How to Update the AAI Status Page
Introduction
We have a Status Page for our API, which can be found here. In the event of an incident like an interruption or degradation of service, the Status Page will need to be updated to reflect the current status of the incident. This will typically be done by the Incident Manager as detailed in the SOP for Outages playbook.
This Playbook will detail the steps necessary to update the Status Page.
Procedures
-
Navigate to the Incidents tab of the Status Page in Jira.
-
Click the Create Incident button.
-
Enter a descriptive title in the Incident name field.
-
Select the appropriate option on the Incident status bar. Typically a new incident would begin with a status of Investigating but there could sometimes be exceptions, for example if Engineering has already identified the root cause by the time Support gets notified about the incident.
-
Enter a descriptive message in the Message field. This message should be clear and concise and contain specific details when possible. They should not be overly long or get into the weeds technically. That is what post-mortems are for.
a. Details to include in the initial incident message:
i. A description of the issue ii. How the issue is affecting customers (i.e. slower than usual processing times, failed requests when using Speaker Labels, 4xx errors when making requests to the GET endpoint, etc) iii. What customers are affected (i.e. new accounts that are trying to add funds for the first time, all requests made to a certain endpoint, all requests using a certain feature, etc) -
Check the appropriate affected services in the Components affected section and select the appropriate performance status from the dropdown to the right.
-
Check the Send notifications box in the Notifications section.
-
Click Create.
This will create an incident and display it on our Status Page.
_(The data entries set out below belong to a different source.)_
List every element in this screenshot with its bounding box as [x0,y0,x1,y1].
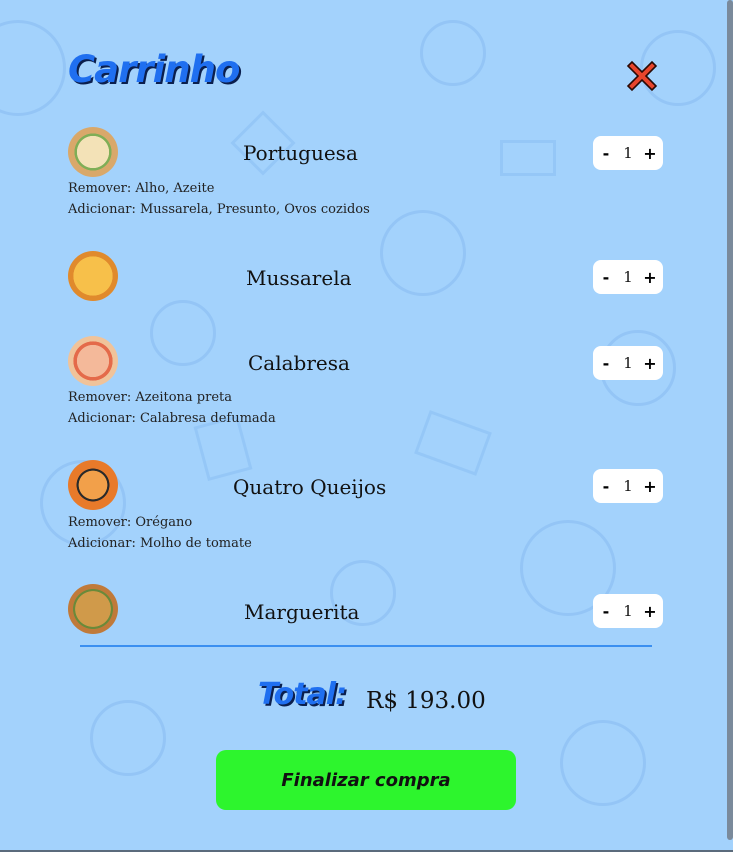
increment-button[interactable]: + [643,602,657,621]
quantity-stepper: - 1 + [593,346,663,380]
item-name: Quatro Queijos [233,475,387,499]
quantity-value: 1 [623,268,633,286]
add-note: Adicionar: Mussarela, Presunto, Ovos coz… [68,202,370,217]
cart-title: Carrinho [68,48,240,91]
remove-note: Remover: Azeitona preta [68,390,232,405]
decrement-button[interactable]: - [599,602,613,621]
quantity-value: 1 [623,354,633,372]
item-name: Marguerita [244,600,360,624]
quantity-value: 1 [623,477,633,495]
decrement-button[interactable]: - [599,477,613,496]
decrement-button[interactable]: - [599,354,613,373]
pizza-thumbnail [68,336,118,386]
close-x-icon [626,60,658,92]
quantity-stepper: - 1 + [593,136,663,170]
add-note: Adicionar: Calabresa defumada [68,411,276,426]
remove-note: Remover: Alho, Azeite [68,181,215,196]
increment-button[interactable]: + [643,477,657,496]
add-note: Adicionar: Molho de tomate [68,536,252,551]
increment-button[interactable]: + [643,268,657,287]
pizza-thumbnail [68,251,118,301]
decrement-button[interactable]: - [599,144,613,163]
item-name: Mussarela [246,266,352,290]
close-button[interactable] [622,56,662,96]
divider [80,645,652,647]
decrement-button[interactable]: - [599,268,613,287]
quantity-stepper: - 1 + [593,594,663,628]
total-value: R$ 193.00 [366,688,486,714]
quantity-stepper: - 1 + [593,469,663,503]
checkout-button[interactable]: Finalizar compra [216,750,516,810]
quantity-value: 1 [623,602,633,620]
pizza-thumbnail [68,584,118,634]
remove-note: Remover: Orégano [68,515,193,530]
pizza-thumbnail [68,127,118,177]
pizza-thumbnail [68,460,118,510]
quantity-value: 1 [623,144,633,162]
item-name: Portuguesa [243,141,358,165]
quantity-stepper: - 1 + [593,260,663,294]
increment-button[interactable]: + [643,144,657,163]
doodle-background [0,0,733,852]
total-label: Total: [258,677,347,712]
increment-button[interactable]: + [643,354,657,373]
item-name: Calabresa [248,351,350,375]
scrollbar-thumb[interactable] [727,0,733,840]
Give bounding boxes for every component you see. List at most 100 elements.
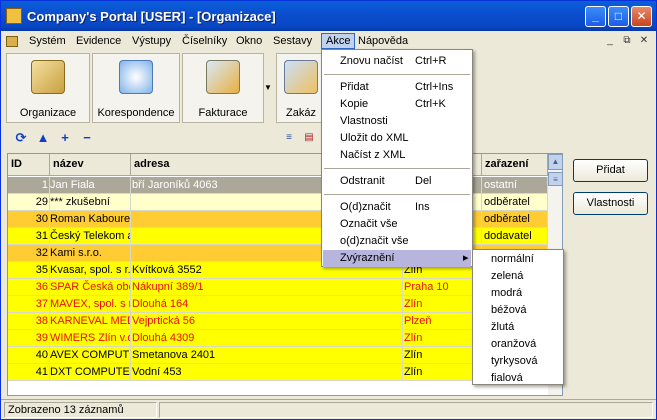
table-row[interactable]: 36SPAR Česká obchodníNákupní 389/1Praha … [8, 279, 548, 296]
fakturace-button[interactable]: Fakturace [182, 53, 264, 123]
cell-id: 35 [8, 262, 50, 279]
cell-nazev: *** zkušební [50, 194, 131, 211]
cell-zar: odběratel [482, 194, 548, 211]
move-up-icon[interactable]: ▲ [33, 128, 53, 148]
cell-mesto: Praha 10 [403, 279, 482, 296]
mdi-close-button[interactable]: ✕ [637, 34, 651, 47]
cell-nazev: AVEX COMPUTER [50, 347, 131, 364]
korespondence-button[interactable]: Korespondence [92, 53, 180, 123]
cell-mesto: Zlín [403, 330, 482, 347]
cell-zar: ostatní [482, 177, 548, 194]
korespondence-label: Korespondence [97, 107, 175, 119]
cell-adresa: Dlouhá 164 [131, 296, 403, 313]
cell-mesto: Zlín [403, 296, 482, 313]
cell-id: 36 [8, 279, 50, 296]
column-header-nazev[interactable]: název [50, 154, 131, 175]
organizace-button[interactable]: Organizace [6, 53, 90, 123]
system-menu-icon[interactable] [6, 33, 18, 49]
menu-item-oznacit-vse[interactable]: Označit vše [323, 216, 471, 233]
menu-vystupy[interactable]: Výstupy [128, 33, 175, 49]
cell-nazev: KARNEVAL MEDIA [50, 313, 131, 330]
menu-separator [324, 168, 470, 169]
menu-separator [324, 194, 470, 195]
menu-item-zvyrazneni[interactable]: Zvýraznění ▸ [323, 250, 471, 267]
add-icon[interactable]: + [55, 128, 75, 148]
submenu-item-fialova[interactable]: fialová [474, 370, 562, 387]
menu-item-znovu-nacist[interactable]: Znovu načíst Ctrl+R [323, 53, 471, 70]
align-icon[interactable]: ≡ [279, 128, 299, 148]
submenu-arrow-icon: ▸ [463, 252, 469, 264]
menu-okno[interactable]: Okno [232, 33, 266, 49]
submenu-item-oranzova[interactable]: oranžová [474, 336, 562, 353]
zakazky-button[interactable]: Zakáz [276, 53, 326, 123]
menu-system[interactable]: Systém [25, 33, 70, 49]
menu-item-odznacit-vse[interactable]: o(d)značit vše [323, 233, 471, 250]
menu-item-ulozit-xml[interactable]: Uložit do XML [323, 130, 471, 147]
menu-item-odstranit[interactable]: Odstranit Del [323, 173, 471, 190]
cell-id: 40 [8, 347, 50, 364]
cell-adresa: Dlouhá 4309 [131, 330, 403, 347]
main-window: Company's Portal [USER] - [Organizace] _… [0, 0, 657, 420]
mdi-restore-button[interactable]: ⧉ [620, 34, 634, 47]
menu-sestavy[interactable]: Sestavy [269, 33, 316, 49]
menu-bar: Systém Evidence Výstupy Číselníky Okno S… [1, 31, 656, 50]
title-bar[interactable]: Company's Portal [USER] - [Organizace] _… [1, 1, 656, 31]
minimize-button[interactable]: _ [585, 6, 606, 27]
flag-icon[interactable]: ▤ [299, 128, 319, 148]
menu-evidence[interactable]: Evidence [72, 33, 125, 49]
menu-akce[interactable]: Akce [321, 33, 356, 49]
cell-id: 38 [8, 313, 50, 330]
cell-nazev: Jan Fiala [50, 177, 131, 194]
cell-adresa: Vodní 453 [131, 364, 403, 381]
menu-item-nacist-xml[interactable]: Načíst z XML [323, 147, 471, 164]
submenu-item-bezova[interactable]: béžová [474, 302, 562, 319]
submenu-item-zelena[interactable]: zelená [474, 268, 562, 285]
akce-menu: Znovu načíst Ctrl+R Přidat Ctrl+Ins Kopie C… [321, 49, 473, 267]
highlight-submenu: normální zelená modrá béžová žlutá oranž… [472, 249, 564, 385]
submenu-item-tyrkysova[interactable]: tyrkysová [474, 353, 562, 370]
add-button[interactable]: Přidat [573, 159, 648, 182]
submenu-item-zluta[interactable]: žlutá [474, 319, 562, 336]
close-button[interactable]: ✕ [631, 6, 652, 27]
table-row[interactable]: 39WIMERS Zlín v.o.s.Dlouhá 4309Zlín [8, 330, 548, 347]
menu-napoveda[interactable]: Nápověda [354, 33, 412, 49]
cell-id: 1 [8, 177, 50, 194]
refresh-icon[interactable]: ⟳ [11, 128, 31, 148]
cell-nazev: Český Telekom a.s. [50, 228, 131, 245]
properties-button[interactable]: Vlastnosti [573, 192, 648, 215]
scroll-thumb[interactable]: ≡ [548, 172, 562, 186]
cell-nazev: Kami s.r.o. [50, 245, 131, 262]
cell-nazev: WIMERS Zlín v.o.s. [50, 330, 131, 347]
menu-item-odznacit[interactable]: O(d)značit Ins [323, 199, 471, 216]
menu-separator [324, 74, 470, 75]
cell-id: 41 [8, 364, 50, 381]
app-icon [6, 8, 22, 24]
table-row[interactable]: 41 DXT COMPUTER Vodní 453 Zlín [8, 364, 548, 381]
column-header-zarazeni[interactable]: zařazení [482, 154, 548, 175]
menu-ciselniky[interactable]: Číselníky [178, 33, 231, 49]
submenu-item-modra[interactable]: modrá [474, 285, 562, 302]
table-row[interactable]: 40AVEX COMPUTERSmetanova 2401Zlín [8, 347, 548, 364]
cell-mesto: Plzeň [403, 313, 482, 330]
column-header-id[interactable]: ID [8, 154, 50, 175]
menu-item-vlastnosti[interactable]: Vlastnosti [323, 113, 471, 130]
cell-adresa: Nákupní 389/1 [131, 279, 403, 296]
toolbar-dropdown-arrow-icon[interactable]: ▼ [264, 83, 274, 92]
cell-mesto: Zlín [403, 347, 482, 364]
cell-id: 37 [8, 296, 50, 313]
cell-zar: odběratel [482, 211, 548, 228]
menu-item-kopie[interactable]: Kopie Ctrl+K [323, 96, 471, 113]
status-panel-empty [159, 402, 653, 418]
submenu-item-normalni[interactable]: normální [474, 251, 562, 268]
scroll-up-icon[interactable]: ▲ [548, 154, 562, 170]
table-row[interactable]: 38KARNEVAL MEDIAVejprtická 56Plzeň [8, 313, 548, 330]
remove-icon[interactable]: − [77, 128, 97, 148]
menu-item-pridat[interactable]: Přidat Ctrl+Ins [323, 79, 471, 96]
cell-adresa: Vejprtická 56 [131, 313, 403, 330]
cell-nazev: SPAR Česká obchodní [50, 279, 131, 296]
table-row[interactable]: 37MAVEX, spol. s r.o.Dlouhá 164Zlín [8, 296, 548, 313]
cell-zar: dodavatel [482, 228, 548, 245]
mdi-minimize-button[interactable]: _ [603, 34, 617, 47]
maximize-button[interactable]: □ [608, 6, 629, 27]
status-bar: Zobrazeno 13 záznamů [1, 399, 656, 419]
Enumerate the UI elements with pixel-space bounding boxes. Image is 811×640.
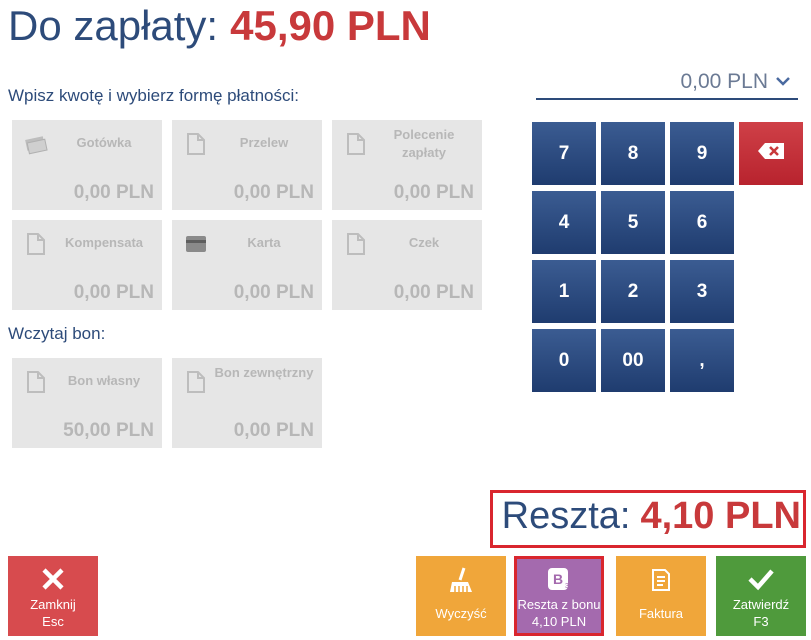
key-7[interactable]: 7 <box>532 122 596 185</box>
chevron-down-icon[interactable] <box>772 66 794 98</box>
payment-compensation[interactable]: Kompensata 0,00 PLN <box>12 220 162 310</box>
backspace-button[interactable] <box>739 122 803 185</box>
clear-button[interactable]: Wyczyść <box>416 556 506 636</box>
payment-direct-debit[interactable]: Polecenie zapłaty 0,00 PLN <box>332 120 482 210</box>
close-label: Zamknij <box>30 597 76 612</box>
amount-input[interactable]: 0,00 PLN <box>536 66 798 100</box>
confirm-shortcut: F3 <box>753 614 769 629</box>
card-icon <box>184 232 208 256</box>
voucher-value: 0,00 PLN <box>233 420 314 441</box>
voucher-label: Wczytaj bon: <box>8 324 106 343</box>
payment-transfer[interactable]: Przelew 0,00 PLN <box>172 120 322 210</box>
cash-icon <box>24 132 48 156</box>
key-2[interactable]: 2 <box>601 260 665 323</box>
change-display: Reszta: 4,10 PLN <box>502 495 801 538</box>
payment-cash[interactable]: Gotówka 0,00 PLN <box>12 120 162 210</box>
checkmark-icon <box>747 566 775 596</box>
key-comma[interactable]: , <box>670 329 734 392</box>
voucher-change-button[interactable]: B3 Reszta z bonu 4,10 PLN <box>514 556 604 636</box>
amount-due-label: Do zapłaty: <box>8 2 219 49</box>
document-icon <box>184 370 208 394</box>
amount-due: Do zapłaty: 45,90 PLN <box>8 2 431 50</box>
amount-input-value: 0,00 PLN <box>680 70 768 93</box>
clear-label: Wyczyść <box>435 606 487 621</box>
broom-icon <box>446 566 476 596</box>
svg-text:3: 3 <box>565 583 569 590</box>
key-3[interactable]: 3 <box>670 260 734 323</box>
voucher-own[interactable]: Bon własny 50,00 PLN <box>12 358 162 448</box>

As with all customer communications during an incident, it is important that we regularly update the Status Page to keep customers informed with the latest information we are receiving from Engineering. At a minimum, we should be updating the Status Page every half hour during an incident.
As you make updates be sure to also update the performance dropdown to reflect the current state of the service. For example: an incident might start with Degraded performance when initially reported but move to Operational once we release a fix and move into Monitoring.
Because incidents can affect the uptime that we show customers it is important that we update the Status Page as soon as new information comes in, particularly if we are showing an outage. We want to minimize the amount of time we show for an outage and for incidents in general. That typically means that you should update the status page before doing any individual customer comms.